法王は、本土のチベット人たちの勇気を「チベット民族の卓越した決然たる精神」と呼び、彼らが非暴力の精神を維持していることを称賛されて、亡命地のチベット人も同じ決意を持ち続ける必要があると諭された。また、物質的な発展は必要だが、もしそれが教育の第一目標となってしまうと精神的な満足は得られず、虚偽や汚職といった問題も解決しないだろうと述べられた。法王は、道徳的観念が欠けている状況を世界の至るところで目にされたことにより、世俗的倫理観を広め、そうした倫理を現代教育に取り入れることを呼びかけるに至った経緯について語られた。

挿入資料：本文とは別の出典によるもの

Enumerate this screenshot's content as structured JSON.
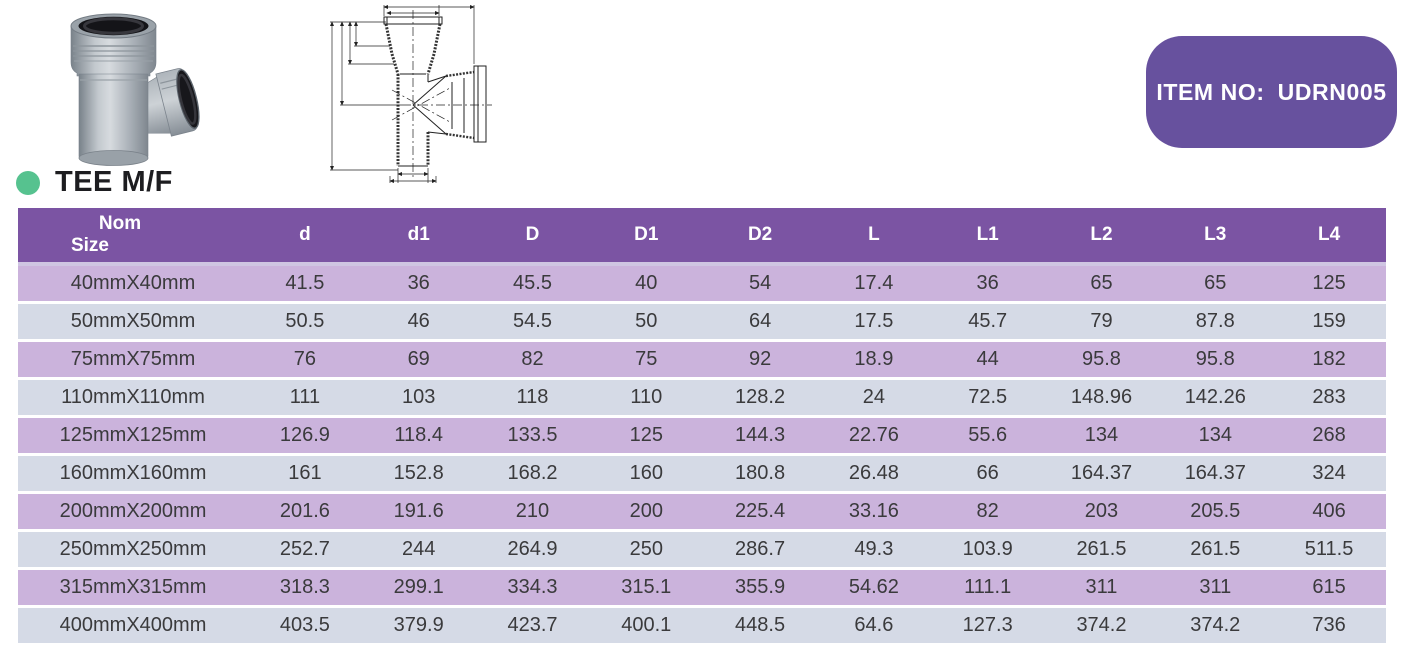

さらに、最近のチベット人社会では地域同士の対立が見られるが、その背後にあるのは健全な道徳的観念の欠如であり、そのことを悲しく思うと法王は述べられた上で、次のように続けられた。

ロブサン・センゲ主席大臣の宣誓式で
ダライ・ラマ法王のお話に聴き入るチベットの人々。
2016年5月27日、インド、ヒマーチャル・プラデーシュ州 ダラムサラ
(撮影:テンジン・チュンジョル、法王庁)

「正直で裏表のない振る舞いをすることによって自信を持つことができます。地域同士の対立は、狭いものの見方によって生じます。ウツァン、カム、アムドというチベットの3地方は、7世紀、8世紀、9世紀には一つにまとまっていました。チベット人はみな同じ文字を使い、共通のチベット語によって書かれた大蔵経の教えに従ってきました。こうした一体性に亀裂を与えることは間違ったことです。良い時代にも悪い時代にも3地方の人々の一体性は保たれるべきであり、指導者的立場にある人たちから一般の人々まで、全てのチベット人がそう考える必要があるのです。

ラマ(高僧)、ゲシェ(仏教博士)をはじめとして仏教の教えを実践する人たちはみな、どの宗派に属していても、ナーランダー僧院から引き継がれてきた共通の教えを源としていることを忘れてはなりません。宗派による違いは表面的なものに過ぎず、ニンマ派、サキャ派、カギュ派、ジョナン派、ゲルク派といった宗派はどれもチベット仏教の偉大な導師たちを輩出してきました。仏法を説く際には、その実践において真正でなくてはなりません。

もし、私を友人と思っておられるなら、私がここでお話ししたことをよく覚えていてください」

報道陣による写真撮影の後、法王は顔見知りの人々に笑顔で挨拶をしながら中庭から法王公邸の門に向かって歩いて行かれた。